DEAR READER
WE FOLLOW EVERY SOUND
City Slang
***
Cherilyn
MacNeil è una
sudafricana sorridente e decisamente eclettica che dal 2006 da vita al progetto
Dear Reader. Nato inizialmente come
nickname per un duo formato con il bassista e produttore Darryl Torr (con lui
ha realizzato The Younger nel 2006 e Replace Why with Funny nel 2009), Dear
Reader è diventata una creatura tutta sua a partire da Idealistic Animals nel 2011. We
Follow Every Sound è il quinto album, ed è in verità una particolare ed
eccentrica rilettura del disco precedente (Rivonia)
in chiave orchestrata (ma la scaletta riprende anche brani del passato). A
sentire lei l’intenzione era quella di catturare il fascino delle vecchie
colonne sonore, dove il pathos e la drammaticità di una sezione d’archi
decisamente evocativa viene controbilanciato dalla sua esuberanza e da una
manciata di brani ormai rodati e di sicuro effetto. Man Of The Book apre lo
show con la sua fisarmonica in primo piano, sa molto di cabaret berlinese, ma
serve più che altro a scaldare i muscoli per la sequenza migliore del disco,
composta da una tesissima Took Them Away
e da una frizzante quanto emotiva Dearheart.
Teller Of Truths calca ancor più la
mano sul clima da soundtrack, con un coro da score di drammone anni cinquanta, il duello piano-violini di WHALE (titolo scritto così, tutto
maiuscolo) appare ben congegnato come anche la linea melodica di Good Hope. Cherilyn stilisticamente ama
vocalizzi e soluzioni estetiche
decisamente barocche, con affinità abbastanza evidenti con Anna Calvi e Regina
Spektor, ma in fin dei conti è anche lei figlia di quell’enorme ceppo di
rock-singer al femminile nate sotto l’ala di Kate Bush, una che si sarebbe
trovata a suo agio in un brano da commedia dell’assurdo come Great White Bear. Non so se sia il disco
giusto per fare la conoscenza di Dear Reader, il suono volutamente (e
spavaldamente) appesantito dalle orchestrazioni rendono We Follow Every Sound un oggetto del tutto atipico anche nella sua
discografia, ma forse proprio per questa sua natura di piccolo The Best
rivisitato, potrebbe davvero essere il punto di partenza più adattp.

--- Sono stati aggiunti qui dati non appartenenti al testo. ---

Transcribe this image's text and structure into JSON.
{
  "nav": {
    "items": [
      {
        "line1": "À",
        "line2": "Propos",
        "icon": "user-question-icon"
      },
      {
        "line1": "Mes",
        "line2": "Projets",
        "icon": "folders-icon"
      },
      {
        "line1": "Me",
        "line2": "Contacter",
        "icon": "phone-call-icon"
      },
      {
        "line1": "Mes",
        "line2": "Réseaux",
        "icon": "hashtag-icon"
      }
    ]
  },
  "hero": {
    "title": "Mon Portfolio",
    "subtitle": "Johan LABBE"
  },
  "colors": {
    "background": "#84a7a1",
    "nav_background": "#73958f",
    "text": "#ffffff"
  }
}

Resta
forse quel pizzico di autocompiacimento di troppo, che a volte le fa perdere di
vista la canzone in favore del colpo a sorpresa negli arrangiamenti (in Cruelty On Beauty On ad esempio si
esagera un po’ nel riempire tutti gli spazi), ma per gli amanti del melò in
formato rock il disco potrebbe essere una piacevole sorpresa.